There are two basic types of personal loans: secured and unsecured. A secured loan is based on collateral, such as a home or car. By using collateral, it lowers the risk for the personal loan lender and allows for a lower personal loan rate. An unsecured loan is based completely on the borrowers promise to repay the loan. These loans have a greater risk for the lender, which usually results in a higher interest rate.
What is a cash advance? Cash advance loans, or payday loans, are short-term loans that allow borrowers to receive a small amount of money quickly. For example, if a consumer needs $150 for a repair or an unexpected bill, they write a postdated check to the payday loan company for the amount needed, plus a fee, usually no more than $50. The company then gives the borrower the amount needed, usually less than $500 and keeps the fee when they cash the personal check the borrower wrote, on their payday.

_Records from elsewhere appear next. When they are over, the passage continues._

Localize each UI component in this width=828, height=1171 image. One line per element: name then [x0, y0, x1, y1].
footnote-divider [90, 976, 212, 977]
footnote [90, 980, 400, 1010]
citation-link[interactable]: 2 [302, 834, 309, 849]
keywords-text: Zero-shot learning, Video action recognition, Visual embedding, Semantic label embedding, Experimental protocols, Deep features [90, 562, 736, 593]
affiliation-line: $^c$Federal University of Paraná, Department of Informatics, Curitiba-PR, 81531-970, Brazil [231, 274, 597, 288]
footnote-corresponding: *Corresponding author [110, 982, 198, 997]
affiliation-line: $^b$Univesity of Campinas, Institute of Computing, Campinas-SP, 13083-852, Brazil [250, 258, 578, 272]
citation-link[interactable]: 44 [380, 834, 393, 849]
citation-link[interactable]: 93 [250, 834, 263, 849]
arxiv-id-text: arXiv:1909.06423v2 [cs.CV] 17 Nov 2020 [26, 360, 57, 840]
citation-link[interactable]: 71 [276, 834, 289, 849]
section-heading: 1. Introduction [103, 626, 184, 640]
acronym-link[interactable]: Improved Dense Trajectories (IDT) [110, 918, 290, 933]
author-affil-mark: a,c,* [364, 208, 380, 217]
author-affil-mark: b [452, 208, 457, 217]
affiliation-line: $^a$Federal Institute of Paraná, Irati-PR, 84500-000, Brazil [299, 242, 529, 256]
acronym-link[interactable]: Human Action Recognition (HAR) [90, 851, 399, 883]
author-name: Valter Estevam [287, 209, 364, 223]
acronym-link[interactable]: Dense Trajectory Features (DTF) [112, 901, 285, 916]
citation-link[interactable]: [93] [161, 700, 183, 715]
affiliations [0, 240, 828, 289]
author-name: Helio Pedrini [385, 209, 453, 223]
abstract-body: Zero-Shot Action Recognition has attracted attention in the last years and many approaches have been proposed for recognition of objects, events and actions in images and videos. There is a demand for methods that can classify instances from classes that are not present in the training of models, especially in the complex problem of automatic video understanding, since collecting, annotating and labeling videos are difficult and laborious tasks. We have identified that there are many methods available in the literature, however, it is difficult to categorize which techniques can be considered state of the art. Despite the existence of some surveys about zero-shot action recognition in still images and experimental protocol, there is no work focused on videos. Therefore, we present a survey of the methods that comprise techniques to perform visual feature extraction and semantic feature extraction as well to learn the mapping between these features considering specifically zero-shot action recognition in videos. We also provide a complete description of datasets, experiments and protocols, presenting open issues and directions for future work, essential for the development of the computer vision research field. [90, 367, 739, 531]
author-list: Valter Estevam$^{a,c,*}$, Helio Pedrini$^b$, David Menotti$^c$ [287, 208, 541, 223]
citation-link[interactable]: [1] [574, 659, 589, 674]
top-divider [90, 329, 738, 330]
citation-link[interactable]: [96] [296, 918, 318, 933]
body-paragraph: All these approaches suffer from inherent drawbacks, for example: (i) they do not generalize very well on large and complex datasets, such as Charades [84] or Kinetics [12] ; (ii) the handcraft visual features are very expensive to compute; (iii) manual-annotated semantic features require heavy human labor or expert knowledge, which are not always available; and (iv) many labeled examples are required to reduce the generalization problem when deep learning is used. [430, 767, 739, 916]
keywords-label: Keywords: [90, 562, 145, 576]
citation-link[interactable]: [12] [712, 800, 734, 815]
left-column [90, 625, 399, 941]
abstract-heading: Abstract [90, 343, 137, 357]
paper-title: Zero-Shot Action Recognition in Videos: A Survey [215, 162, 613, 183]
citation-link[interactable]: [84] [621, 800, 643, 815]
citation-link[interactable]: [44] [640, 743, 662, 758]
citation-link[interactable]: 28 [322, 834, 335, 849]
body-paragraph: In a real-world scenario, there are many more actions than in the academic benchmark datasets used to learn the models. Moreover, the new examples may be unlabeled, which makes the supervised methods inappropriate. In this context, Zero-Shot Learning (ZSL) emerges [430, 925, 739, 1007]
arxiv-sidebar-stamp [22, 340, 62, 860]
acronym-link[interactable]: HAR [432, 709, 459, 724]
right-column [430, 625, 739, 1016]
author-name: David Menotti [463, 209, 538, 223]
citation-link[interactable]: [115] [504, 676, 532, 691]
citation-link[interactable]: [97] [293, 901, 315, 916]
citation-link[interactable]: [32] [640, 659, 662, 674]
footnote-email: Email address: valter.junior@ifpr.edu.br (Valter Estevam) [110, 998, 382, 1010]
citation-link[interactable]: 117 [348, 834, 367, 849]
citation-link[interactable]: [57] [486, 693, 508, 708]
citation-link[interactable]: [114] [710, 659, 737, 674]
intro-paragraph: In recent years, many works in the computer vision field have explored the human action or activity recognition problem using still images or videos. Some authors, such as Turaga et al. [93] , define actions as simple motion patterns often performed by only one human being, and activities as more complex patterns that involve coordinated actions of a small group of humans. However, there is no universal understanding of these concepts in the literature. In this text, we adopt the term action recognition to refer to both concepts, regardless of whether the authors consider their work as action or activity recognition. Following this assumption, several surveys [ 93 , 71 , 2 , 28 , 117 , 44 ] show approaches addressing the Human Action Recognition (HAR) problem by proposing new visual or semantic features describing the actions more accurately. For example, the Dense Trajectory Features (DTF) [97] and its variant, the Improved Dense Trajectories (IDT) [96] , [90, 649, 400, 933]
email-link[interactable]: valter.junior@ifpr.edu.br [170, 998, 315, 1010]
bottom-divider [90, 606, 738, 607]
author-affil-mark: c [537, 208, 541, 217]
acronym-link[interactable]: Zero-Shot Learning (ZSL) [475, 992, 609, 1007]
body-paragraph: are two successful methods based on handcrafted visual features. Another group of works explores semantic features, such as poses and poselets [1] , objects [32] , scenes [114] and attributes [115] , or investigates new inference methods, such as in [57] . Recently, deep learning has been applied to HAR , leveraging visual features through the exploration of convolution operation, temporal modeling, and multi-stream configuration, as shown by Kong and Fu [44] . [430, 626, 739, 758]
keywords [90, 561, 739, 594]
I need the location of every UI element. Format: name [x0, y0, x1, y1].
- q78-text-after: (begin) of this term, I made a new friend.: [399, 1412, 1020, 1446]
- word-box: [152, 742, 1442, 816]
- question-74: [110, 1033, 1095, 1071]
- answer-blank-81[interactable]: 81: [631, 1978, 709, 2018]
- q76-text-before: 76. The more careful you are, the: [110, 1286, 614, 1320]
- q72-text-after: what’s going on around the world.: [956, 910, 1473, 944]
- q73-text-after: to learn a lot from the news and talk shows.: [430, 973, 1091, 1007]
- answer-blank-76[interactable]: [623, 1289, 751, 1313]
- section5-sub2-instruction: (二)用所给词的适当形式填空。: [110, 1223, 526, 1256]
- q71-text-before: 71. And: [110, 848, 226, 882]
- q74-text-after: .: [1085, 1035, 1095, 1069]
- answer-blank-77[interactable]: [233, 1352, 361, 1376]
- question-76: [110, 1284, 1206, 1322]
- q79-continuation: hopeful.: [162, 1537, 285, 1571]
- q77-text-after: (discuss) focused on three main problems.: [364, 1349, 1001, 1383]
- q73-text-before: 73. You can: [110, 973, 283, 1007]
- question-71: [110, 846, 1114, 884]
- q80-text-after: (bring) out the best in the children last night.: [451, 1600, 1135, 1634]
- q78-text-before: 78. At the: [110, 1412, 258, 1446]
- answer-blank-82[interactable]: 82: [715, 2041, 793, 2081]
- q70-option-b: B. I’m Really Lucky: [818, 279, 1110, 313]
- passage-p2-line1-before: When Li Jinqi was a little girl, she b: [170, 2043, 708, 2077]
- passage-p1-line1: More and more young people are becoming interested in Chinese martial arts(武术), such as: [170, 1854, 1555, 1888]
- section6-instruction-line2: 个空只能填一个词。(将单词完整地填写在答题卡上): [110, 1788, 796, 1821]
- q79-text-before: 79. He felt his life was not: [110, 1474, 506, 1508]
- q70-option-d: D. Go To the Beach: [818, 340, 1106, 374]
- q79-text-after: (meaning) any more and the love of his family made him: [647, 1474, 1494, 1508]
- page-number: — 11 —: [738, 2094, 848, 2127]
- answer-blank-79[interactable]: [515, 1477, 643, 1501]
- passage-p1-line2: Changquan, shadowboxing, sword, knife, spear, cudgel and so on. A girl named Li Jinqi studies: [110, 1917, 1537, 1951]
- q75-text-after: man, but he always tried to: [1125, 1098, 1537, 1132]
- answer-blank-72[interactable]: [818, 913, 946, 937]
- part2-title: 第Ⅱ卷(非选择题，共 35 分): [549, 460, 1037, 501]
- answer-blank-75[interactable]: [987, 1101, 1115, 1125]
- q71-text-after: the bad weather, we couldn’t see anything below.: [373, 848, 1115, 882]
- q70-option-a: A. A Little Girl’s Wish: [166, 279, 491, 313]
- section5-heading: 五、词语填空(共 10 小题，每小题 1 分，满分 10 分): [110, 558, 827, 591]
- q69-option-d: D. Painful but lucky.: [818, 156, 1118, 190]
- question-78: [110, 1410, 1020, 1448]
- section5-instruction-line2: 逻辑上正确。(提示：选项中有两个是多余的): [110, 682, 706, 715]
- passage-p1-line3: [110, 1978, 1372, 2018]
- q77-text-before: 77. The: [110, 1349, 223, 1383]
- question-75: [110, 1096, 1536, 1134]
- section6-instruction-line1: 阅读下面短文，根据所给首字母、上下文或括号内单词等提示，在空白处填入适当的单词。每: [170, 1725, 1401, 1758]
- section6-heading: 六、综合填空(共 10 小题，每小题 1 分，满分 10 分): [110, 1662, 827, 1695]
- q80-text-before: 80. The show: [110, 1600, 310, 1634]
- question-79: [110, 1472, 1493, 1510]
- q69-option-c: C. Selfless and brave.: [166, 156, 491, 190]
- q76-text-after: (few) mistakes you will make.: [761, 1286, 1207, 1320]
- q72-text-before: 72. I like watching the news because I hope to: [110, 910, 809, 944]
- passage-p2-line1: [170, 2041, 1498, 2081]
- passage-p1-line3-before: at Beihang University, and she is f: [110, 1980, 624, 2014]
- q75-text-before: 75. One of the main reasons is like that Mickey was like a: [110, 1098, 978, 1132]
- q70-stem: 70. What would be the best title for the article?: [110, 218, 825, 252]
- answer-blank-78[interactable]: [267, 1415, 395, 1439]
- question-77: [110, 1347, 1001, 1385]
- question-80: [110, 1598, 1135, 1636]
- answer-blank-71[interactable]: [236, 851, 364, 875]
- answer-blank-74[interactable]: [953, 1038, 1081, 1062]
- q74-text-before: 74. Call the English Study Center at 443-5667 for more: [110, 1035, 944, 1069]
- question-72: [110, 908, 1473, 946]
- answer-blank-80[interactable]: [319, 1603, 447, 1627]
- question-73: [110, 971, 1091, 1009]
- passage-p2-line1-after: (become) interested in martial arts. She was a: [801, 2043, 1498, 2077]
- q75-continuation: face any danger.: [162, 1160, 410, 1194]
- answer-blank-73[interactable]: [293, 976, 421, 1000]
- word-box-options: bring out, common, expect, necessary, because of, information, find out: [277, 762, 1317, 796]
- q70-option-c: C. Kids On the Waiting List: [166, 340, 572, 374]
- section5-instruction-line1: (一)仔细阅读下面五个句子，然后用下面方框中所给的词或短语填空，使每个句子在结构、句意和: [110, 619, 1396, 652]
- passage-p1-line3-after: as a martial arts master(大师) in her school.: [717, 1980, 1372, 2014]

Depending on your personal needs and how much debt you are working with, either of these options will help bring an end to the seemingly endless cycle of debt. A personal loan typically is better for consumers with a great deal of debt that they are looking to consolidate, whereas a cash advance loan may come in handy for an unexpected bill, especially if you know you will have enough money to repay it with your next paycheck.
Using a personal loan to pay off debt is one of the easiest ways to reach the end of the debt cycle. By taking out a personal loan, you can secure a lower interest rate, usually much lower than what a credit card offers, especially when you are carrying debt on many different cards. Plus, personal loan rates are usually close to prime, or even only a few points higher, compared with credit cards that most often run in double digits in terms of interest rates. By using a personal loan to pay off debt, you will end up saving hundreds or even thousands of dollars in interest.
Taking out a personal loan also allows you to make only one payment, instead of several. Remembering to pay only one bill is much easier than worrying about making each due date for each separate debt.
How do you shop for a personal loan? There are several different places to look for a personal loan: online companies, credit card companies and banks. Any of these personal loan lenders offer essentially the same product, you need to just examine all your offers thoroughly and choose the one that best fits your needs and look for the best loan rate.
Either option will help cure your financial heartache and give you much needed debt relief. Just be sure to do your homework and examine each option carefully before making a final decision.